La romance va durer jusqu'au départ de Doug qui va laisser Carol seule pour affronter la vie à Chicago et une grossesse surprise. Si elle peut compter sur Mark (avec qui elle partage une belle amitié), elle se retrouve étrangement isolé, comme si elle était un vestige des premières saisons et que, sans Doug Ross, les scénaristes ne savaient plus quoi en faire. Malgré une tentative perdue d'avance de la faire succomber aux yeux de cocker de Luka Kovac, Carol reste digne lors de cette sixième saison qui sera sa dernière. Et "Such Sweet Sorrow", son ultime épisode, est l'un de mes favoris de la série : Margulies y est particulièrement émouvante et tout ce qui faisait de Carol un pilier des urgences est rappelé à notre bon souvenir. Même sa "romance" avec Luka aboutit sur une jolie scène et ses retrouvailles avec Doug sur une belle surprise. On reverra Carol lors de la quinzième et dernière saison, toujours en compagnie de son mari, toujours dévoué à la médecine, comme prévu.

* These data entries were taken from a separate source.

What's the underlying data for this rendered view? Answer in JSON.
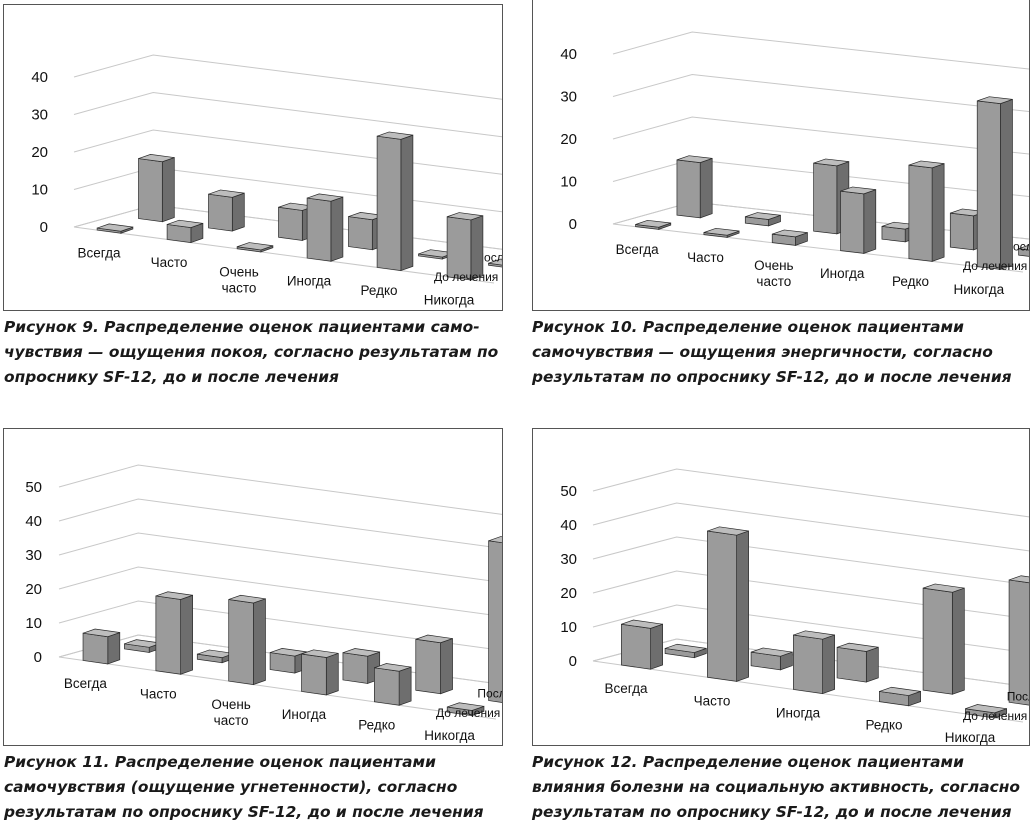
{
  "colors": {
    "front": "#9b9b9b",
    "side": "#6e6e6e",
    "top": "#bdbdbd",
    "edge": "#2a2a2a",
    "grid": "#c8c8c8"
  },
  "chart_data": [
    {
      "type": "bar3d",
      "figure_label": "Рисунок 9.",
      "caption": "Распределение оценок пациентами самочувствия — ощущения покоя, согласно результатам по опроснику SF-12, до и после лечения",
      "caption_lines": [
        "Распределение оценок пациентами само-",
        "чувствия — ощущения покоя, согласно результатам по",
        "опроснику SF-12, до и после лечения"
      ],
      "categories": [
        "Всегда",
        "Часто",
        "Очень\nчасто",
        "Иногда",
        "Редко",
        "Никогда"
      ],
      "yticks": [
        "0",
        "10",
        "20",
        "30",
        "40"
      ],
      "ylim": [
        0,
        40
      ],
      "series": [
        {
          "name": "После",
          "values": [
            16,
            9,
            8,
            8,
            0.5,
            0.5
          ]
        },
        {
          "name": "До лечения",
          "values": [
            0.5,
            4,
            0.5,
            16,
            35,
            16
          ]
        }
      ]
    },
    {
      "type": "bar3d",
      "figure_label": "Рисунок 10.",
      "caption": "Распределение оценок пациентами самочувствия — ощущения энергичности, согласно результатам по опроснику SF-12, до и после лечения",
      "caption_lines": [
        "Распределение оценок пациентами",
        "самочувствия — ощущения энергичности, согласно",
        "результатам по опроснику SF-12, до и после лечения"
      ],
      "categories": [
        "Всегда",
        "Часто",
        "Очень\nчасто",
        "Иногда",
        "Редко",
        "Никогда"
      ],
      "yticks": [
        "0",
        "10",
        "20",
        "30",
        "40"
      ],
      "ylim": [
        0,
        40
      ],
      "series": [
        {
          "name": "После",
          "values": [
            13,
            1.5,
            16,
            3,
            8,
            1.5
          ]
        },
        {
          "name": "До лечения",
          "values": [
            0.5,
            0.5,
            2,
            14,
            22,
            39
          ]
        }
      ]
    },
    {
      "type": "bar3d",
      "figure_label": "Рисунок 11.",
      "caption": "Распределение оценок пациентами самочувствия (ощущение угнетенности), согласно результатам по опроснику SF-12, до и после лечения",
      "caption_lines": [
        "Распределение оценок пациентами",
        "самочувствия (ощущение угнетенности), согласно",
        "результатам по опроснику SF-12, до и после лечения"
      ],
      "categories": [
        "Всегда",
        "Часто",
        "Очень\nчасто",
        "Иногда",
        "Редко",
        "Никогда"
      ],
      "yticks": [
        "0",
        "10",
        "20",
        "30",
        "40",
        "50"
      ],
      "ylim": [
        0,
        50
      ],
      "series": [
        {
          "name": "После",
          "values": [
            1.5,
            1.5,
            5,
            8,
            15,
            47
          ]
        },
        {
          "name": "До лечения",
          "values": [
            8,
            22,
            24,
            11,
            10,
            1.5
          ]
        }
      ]
    },
    {
      "type": "bar3d",
      "figure_label": "Рисунок 12.",
      "caption": "Распределение оценок пациентами влияния болезни на социальную активность, согласно результатам по опроснику SF-12, до и после лечения",
      "caption_lines": [
        "Распределение оценок пациентами",
        "влияния болезни на социальную активность, согласно",
        "результатам по опроснику SF-12, до и после лечения"
      ],
      "categories": [
        "Всегда",
        "Часто",
        "Иногда",
        "Редко",
        "Никогда"
      ],
      "yticks": [
        "0",
        "10",
        "20",
        "30",
        "40",
        "50"
      ],
      "ylim": [
        0,
        50
      ],
      "series": [
        {
          "name": "После",
          "values": [
            1.5,
            4,
            9,
            30,
            36
          ]
        },
        {
          "name": "До лечения",
          "values": [
            12,
            43,
            16,
            3,
            1.5
          ]
        }
      ]
    }
  ]
}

C'est en tout cas un plaisir de voir Margulies faire de nouveaux miracles à Chicago dans The Good Wife. Et pour conclure, je le répète : si Abby était celle que j'affectionnais le plus à l'époque car j'avais débuté la série sur le tard, il n'y a pas photo, c'est Carol Hathaway qui reste la meilleure infirmière et le meilleur personnage féminin a avoir arpenté les couloirs du Cook County.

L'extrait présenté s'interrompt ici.